Otaku USA
- Cover of Spring 2024 issue, featuring Sacrificial Princess and the King of Beasts
- Editor: Patrick Macias
- Categories: Anime and Manga
- Frequency: Biannual
- First issue: August 2007
- Company: Sovereign Media
- Country: United States
- Based in: McLean, Virginia, US
- Website: Otaku USA
- ISSN: 1939-3318

= Otaku USA =

Otaku-themed biannual magazine

Otaku USA is a biannual magazine published by Sovereign Media, which covers various elements of the "otaku" lifestyle (such as anime, manga, video games, cosplay and Japanese popular music) from an American perspective. The issues were accompanied by a DVD featuring three anime episodes but as of 2009 the DVD feature was dropped and the double sided poster feature of the Magazine was also dropped starting with the February 2010 issue.
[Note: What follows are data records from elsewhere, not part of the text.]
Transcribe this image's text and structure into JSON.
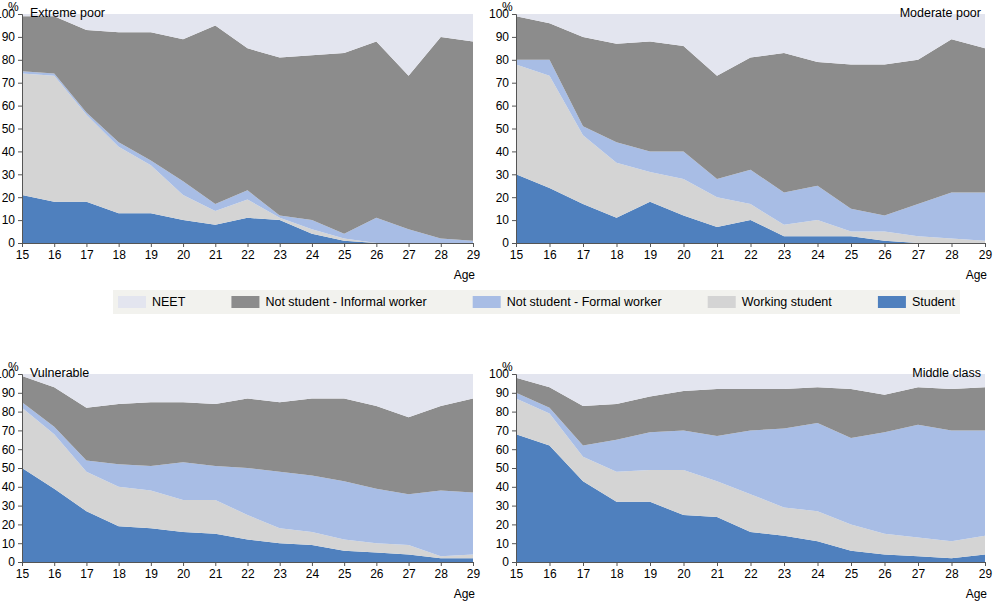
{
  "chart_data": [
    {
      "type": "area",
      "title": "Extreme poor",
      "xlabel": "Age",
      "ylabel": "%",
      "stacked": true,
      "legend": "bottom",
      "x": [
        15,
        16,
        17,
        18,
        19,
        20,
        21,
        22,
        23,
        24,
        25,
        26,
        27,
        28,
        29
      ],
      "xlim": [
        15,
        29
      ],
      "xticks": [
        15,
        16,
        17,
        18,
        19,
        20,
        21,
        22,
        23,
        24,
        25,
        26,
        27,
        28,
        29
      ],
      "ylim": [
        0,
        100
      ],
      "yticks": [
        0,
        10,
        20,
        30,
        40,
        50,
        60,
        70,
        80,
        90,
        100
      ],
      "series": [
        {
          "name": "Student",
          "color": "#4f80be",
          "values": [
            21,
            18,
            18,
            13,
            13,
            10,
            8,
            11,
            10,
            4,
            1,
            0,
            0,
            0,
            0
          ]
        },
        {
          "name": "Working student",
          "color": "#d4d4d4",
          "values": [
            53,
            55,
            38,
            29,
            21,
            11,
            6,
            8,
            1,
            2,
            1,
            0,
            0,
            0,
            0
          ]
        },
        {
          "name": "Not student - Formal worker",
          "color": "#a8bde5",
          "values": [
            1,
            1,
            1,
            2,
            2,
            6,
            3,
            4,
            1,
            4,
            2,
            11,
            6,
            2,
            1
          ]
        },
        {
          "name": "Not student - Informal worker",
          "color": "#8c8c8c",
          "values": [
            24,
            25,
            36,
            48,
            56,
            62,
            78,
            62,
            69,
            72,
            79,
            77,
            67,
            88,
            87
          ]
        },
        {
          "name": "NEET",
          "color": "#e3e5ef",
          "values": [
            1,
            1,
            7,
            8,
            8,
            11,
            5,
            15,
            19,
            18,
            17,
            12,
            27,
            10,
            12
          ]
        }
      ]
    },
    {
      "type": "area",
      "title": "Moderate poor",
      "xlabel": "Age",
      "ylabel": "%",
      "stacked": true,
      "x": [
        15,
        16,
        17,
        18,
        19,
        20,
        21,
        22,
        23,
        24,
        25,
        26,
        27,
        28,
        29
      ],
      "xlim": [
        15,
        29
      ],
      "xticks": [
        15,
        16,
        17,
        18,
        19,
        20,
        21,
        22,
        23,
        24,
        25,
        26,
        27,
        28,
        29
      ],
      "ylim": [
        0,
        100
      ],
      "yticks": [
        0,
        10,
        20,
        30,
        40,
        50,
        60,
        70,
        80,
        90,
        100
      ],
      "series": [
        {
          "name": "Student",
          "color": "#4f80be",
          "values": [
            30,
            24,
            17,
            11,
            18,
            12,
            7,
            10,
            3,
            3,
            3,
            1,
            0,
            0,
            0
          ]
        },
        {
          "name": "Working student",
          "color": "#d4d4d4",
          "values": [
            48,
            49,
            30,
            24,
            13,
            16,
            13,
            7,
            5,
            7,
            2,
            4,
            3,
            2,
            1
          ]
        },
        {
          "name": "Not student - Formal worker",
          "color": "#a8bde5",
          "values": [
            2,
            7,
            4,
            9,
            9,
            12,
            8,
            15,
            14,
            15,
            10,
            7,
            14,
            20,
            21
          ]
        },
        {
          "name": "Not student - Informal worker",
          "color": "#8c8c8c",
          "values": [
            19,
            16,
            39,
            43,
            48,
            46,
            45,
            49,
            61,
            54,
            63,
            66,
            63,
            67,
            63
          ]
        },
        {
          "name": "NEET",
          "color": "#e3e5ef",
          "values": [
            1,
            4,
            10,
            13,
            12,
            14,
            27,
            19,
            17,
            21,
            22,
            22,
            20,
            11,
            15
          ]
        }
      ]
    },
    {
      "type": "area",
      "title": "Vulnerable",
      "xlabel": "Age",
      "ylabel": "%",
      "stacked": true,
      "x": [
        15,
        16,
        17,
        18,
        19,
        20,
        21,
        22,
        23,
        24,
        25,
        26,
        27,
        28,
        29
      ],
      "xlim": [
        15,
        29
      ],
      "xticks": [
        15,
        16,
        17,
        18,
        19,
        20,
        21,
        22,
        23,
        24,
        25,
        26,
        27,
        28,
        29
      ],
      "ylim": [
        0,
        100
      ],
      "yticks": [
        0,
        10,
        20,
        30,
        40,
        50,
        60,
        70,
        80,
        90,
        100
      ],
      "series": [
        {
          "name": "Student",
          "color": "#4f80be",
          "values": [
            50,
            39,
            27,
            19,
            18,
            16,
            15,
            12,
            10,
            9,
            6,
            5,
            4,
            2,
            2
          ]
        },
        {
          "name": "Working student",
          "color": "#d4d4d4",
          "values": [
            32,
            29,
            21,
            21,
            20,
            17,
            18,
            13,
            8,
            7,
            6,
            5,
            5,
            1,
            2
          ]
        },
        {
          "name": "Not student - Formal worker",
          "color": "#a8bde5",
          "values": [
            3,
            4,
            6,
            12,
            13,
            20,
            18,
            25,
            30,
            30,
            31,
            29,
            27,
            35,
            33
          ]
        },
        {
          "name": "Not student - Informal worker",
          "color": "#8c8c8c",
          "values": [
            14,
            21,
            28,
            32,
            34,
            32,
            33,
            37,
            37,
            41,
            44,
            44,
            41,
            45,
            50
          ]
        },
        {
          "name": "NEET",
          "color": "#e3e5ef",
          "values": [
            1,
            7,
            18,
            16,
            15,
            15,
            16,
            13,
            15,
            13,
            13,
            17,
            23,
            17,
            13
          ]
        }
      ]
    },
    {
      "type": "area",
      "title": "Middle class",
      "xlabel": "Age",
      "ylabel": "%",
      "stacked": true,
      "x": [
        15,
        16,
        17,
        18,
        19,
        20,
        21,
        22,
        23,
        24,
        25,
        26,
        27,
        28,
        29
      ],
      "xlim": [
        15,
        29
      ],
      "xticks": [
        15,
        16,
        17,
        18,
        19,
        20,
        21,
        22,
        23,
        24,
        25,
        26,
        27,
        28,
        29
      ],
      "ylim": [
        0,
        100
      ],
      "yticks": [
        0,
        10,
        20,
        30,
        40,
        50,
        60,
        70,
        80,
        90,
        100
      ],
      "series": [
        {
          "name": "Student",
          "color": "#4f80be",
          "values": [
            68,
            62,
            43,
            32,
            32,
            25,
            24,
            16,
            14,
            11,
            6,
            4,
            3,
            2,
            4
          ]
        },
        {
          "name": "Working student",
          "color": "#d4d4d4",
          "values": [
            19,
            17,
            13,
            16,
            17,
            24,
            19,
            20,
            15,
            16,
            14,
            11,
            10,
            9,
            10
          ]
        },
        {
          "name": "Not student - Formal worker",
          "color": "#a8bde5",
          "values": [
            3,
            3,
            6,
            17,
            20,
            21,
            24,
            34,
            42,
            47,
            46,
            54,
            60,
            59,
            56
          ]
        },
        {
          "name": "Not student - Informal worker",
          "color": "#8c8c8c",
          "values": [
            8,
            11,
            21,
            19,
            19,
            21,
            25,
            22,
            21,
            19,
            26,
            20,
            20,
            22,
            23
          ]
        },
        {
          "name": "NEET",
          "color": "#e3e5ef",
          "values": [
            2,
            7,
            17,
            16,
            12,
            9,
            8,
            8,
            8,
            7,
            8,
            11,
            7,
            8,
            7
          ]
        }
      ]
    }
  ]
}
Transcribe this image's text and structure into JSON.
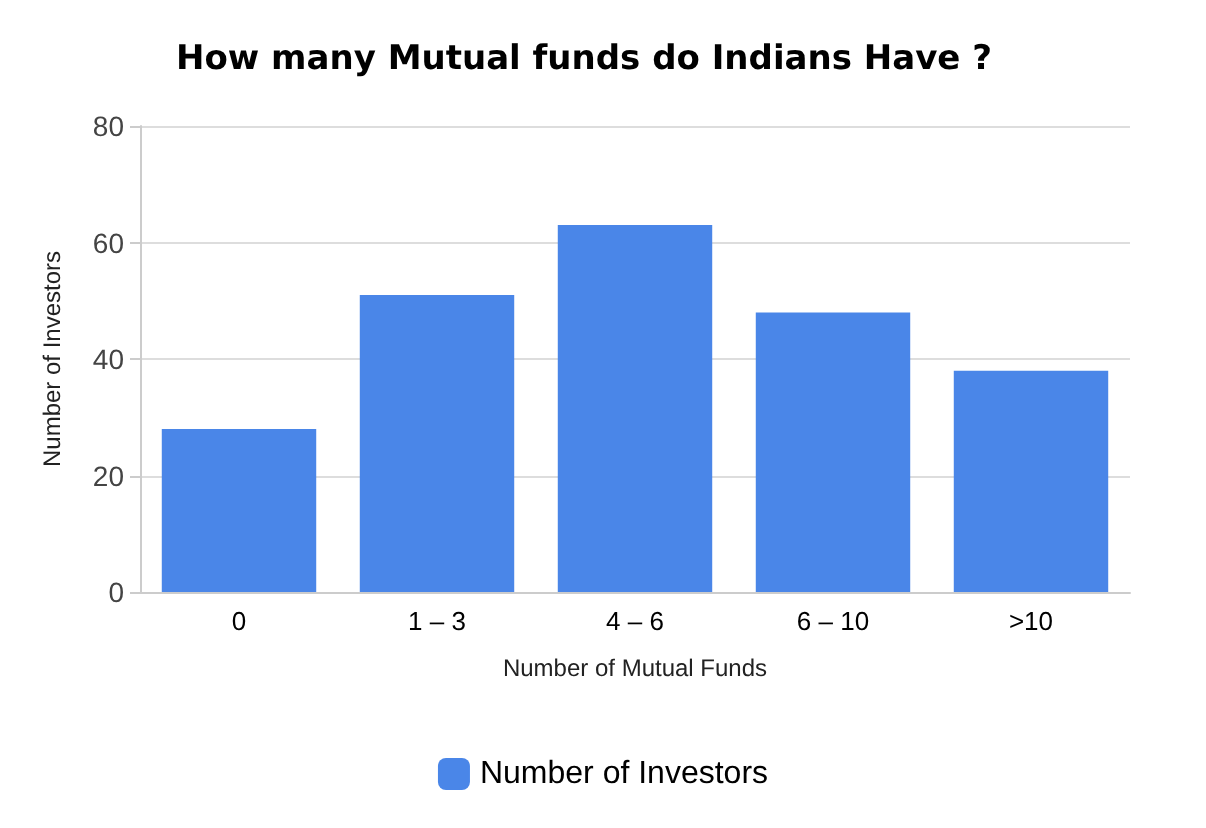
{
  "chart_data": {
    "type": "bar",
    "title": "How many Mutual funds do Indians Have ?",
    "xlabel": "Number of Mutual Funds",
    "ylabel": "Number of Investors",
    "categories": [
      "0",
      "1 – 3",
      "4 – 6",
      "6 – 10",
      ">10"
    ],
    "series": [
      {
        "name": "Number of Investors",
        "color": "#4a86e8",
        "values": [
          28,
          51,
          63,
          48,
          38
        ]
      }
    ],
    "ylim": [
      0,
      80
    ],
    "yticks": [
      0,
      20,
      40,
      60,
      80
    ],
    "grid": "y",
    "legend": "bottom"
  }
}
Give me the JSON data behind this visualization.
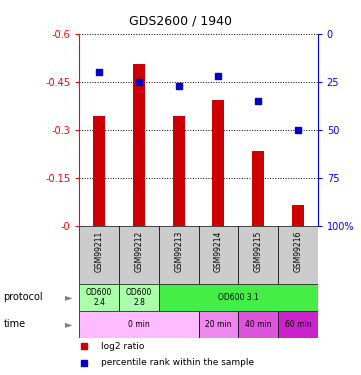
{
  "title": "GDS2600 / 1940",
  "samples": [
    "GSM99211",
    "GSM99212",
    "GSM99213",
    "GSM99214",
    "GSM99215",
    "GSM99216"
  ],
  "log2_ratio": [
    -0.345,
    -0.505,
    -0.345,
    -0.395,
    -0.235,
    -0.065
  ],
  "percentile_rank": [
    20,
    25,
    27,
    22,
    35,
    50
  ],
  "ylim_left": [
    0.0,
    -0.6
  ],
  "ylim_right": [
    100,
    0
  ],
  "yticks_left": [
    0.0,
    -0.15,
    -0.3,
    -0.45,
    -0.6
  ],
  "ytick_labels_left": [
    "-0",
    "-0.15",
    "-0.3",
    "-0.45",
    "-0.6"
  ],
  "yticks_right": [
    100,
    75,
    50,
    25,
    0
  ],
  "ytick_labels_right": [
    "100%",
    "75",
    "50",
    "25",
    "0"
  ],
  "bar_color": "#cc0000",
  "percentile_color": "#0000cc",
  "protocol_data": [
    {
      "label": "OD600\n2.4",
      "start": 0,
      "end": 1,
      "color": "#aaffaa"
    },
    {
      "label": "OD600\n2.8",
      "start": 1,
      "end": 2,
      "color": "#aaffaa"
    },
    {
      "label": "OD600 3.1",
      "start": 2,
      "end": 6,
      "color": "#44ee44"
    }
  ],
  "time_data": [
    {
      "label": "0 min",
      "start": 0,
      "end": 3,
      "color": "#ffbbff"
    },
    {
      "label": "20 min",
      "start": 3,
      "end": 4,
      "color": "#ee88ee"
    },
    {
      "label": "40 min",
      "start": 4,
      "end": 5,
      "color": "#dd55dd"
    },
    {
      "label": "60 min",
      "start": 5,
      "end": 6,
      "color": "#cc22cc"
    }
  ],
  "sample_bg_color": "#cccccc",
  "bar_width": 0.3,
  "n_samples": 6
}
Otaku USA began publication in August 2007. The editor-in-chief of the magazine is Patrick Macias. After the shutdown of Newtype USA in February 2008, Anime Insider in March 2009, Shonen Jump in April 2012, and the discontinuation of Protoculture Addicts since August 2008, Otaku USA is the only remaining bimonthly anime news magazine published for the North American market. Trans-Atlantic competitor Neo, a British-based title was shut down in November 2024, leaving Otaku USA, sister publication Anime USA, and academic journal Mechademia: Second Arc as the remaining anime publications in English-speaking world.

In early September 2025, posts to the magazine's website and social media halted while the magazine changed from publishing four times per year to biannual.

==Content==
Each issue includes an otaku section, and reviews and commentary on various anime, manga, video games and live action films and TV shows. The otaku section informs readers of releases of BDs, video games, cosplay items and related goods. In each issue there are two manga previews printed in black and white featuring the original art with English text. There are also a small number of in-depth anime reviews, most of which are four pages long.

Each issue of Otaku USA is over 100 pages and includes a 32-page insert containing new manga excerpts from leading North American publishers, including VIZ Media, Dark Horse, Yen Press, Kodansha and Vertical. Notable titles recently featured in the magazine include Tiger & Bunny (VIZ), Blood-C (Dark Horse), and Moto Hagio's seminal shounen ai work The Heart of Thomas (Fantagraphics).

==Availability==
The magazine is available in a print edition at bookstores, newsstands, Walmart, and select comic retailers. It's also available in digital format on iTunes for the iPad and iPhone, as well as formats compatible with Kindle, Android, PC, and Mac computers. Both print and digital editions are also available by subscription.

Otaku USA is available all over the world, with international distribution by Curtis Circulation.

In addition to the print publication, Otaku USA publishes a regular e-newsletter from Japan containing current industry news, as well as interviews with anime creators, travel-style cultural pieces, reviews of theatrical anime films, and more. Subscriptions to the newsletter are free and delivered by e-mail.

The official website acts as an extension of the magazine, with new material pertaining to anime, manga, cosplay, events, games, and Japanese pop culture. Features include companion stories to many of the stories published in the magazine, as well as regular columns from contributors covering anime, weekly manga releases, cosplay, convention reports, and more.

==Sister magazines==
===Anime USA===
Anime USA started out as a bonus issue of the main magazine before being split off into a separate entity in May 2015. In the original bonus issue, editor Joseph Luster called the issue "special", saying that it would turn its focus towards Anime. Some of the reviews in the issue include Terraformars, Parasyte -the maxim-, Mysterious Joker, World Trigger, Gugure! Kokkuri-san, and Tribe Cool Crew. The adapted magazine continues to be issued quarterly with various reviews on the latest anime series.

===Cosplay USA===
Cosplay USA was published once for the Summer of 2013 as a special issue to the main magazine. The magazines cover features a cosplayer dressed as Hatsune Miku, and features editorials such as "The History of Cosplay", and "My Life as a Cosplayer". In addition, there are also galleries of various known cosplayers from both the United States, and Japan.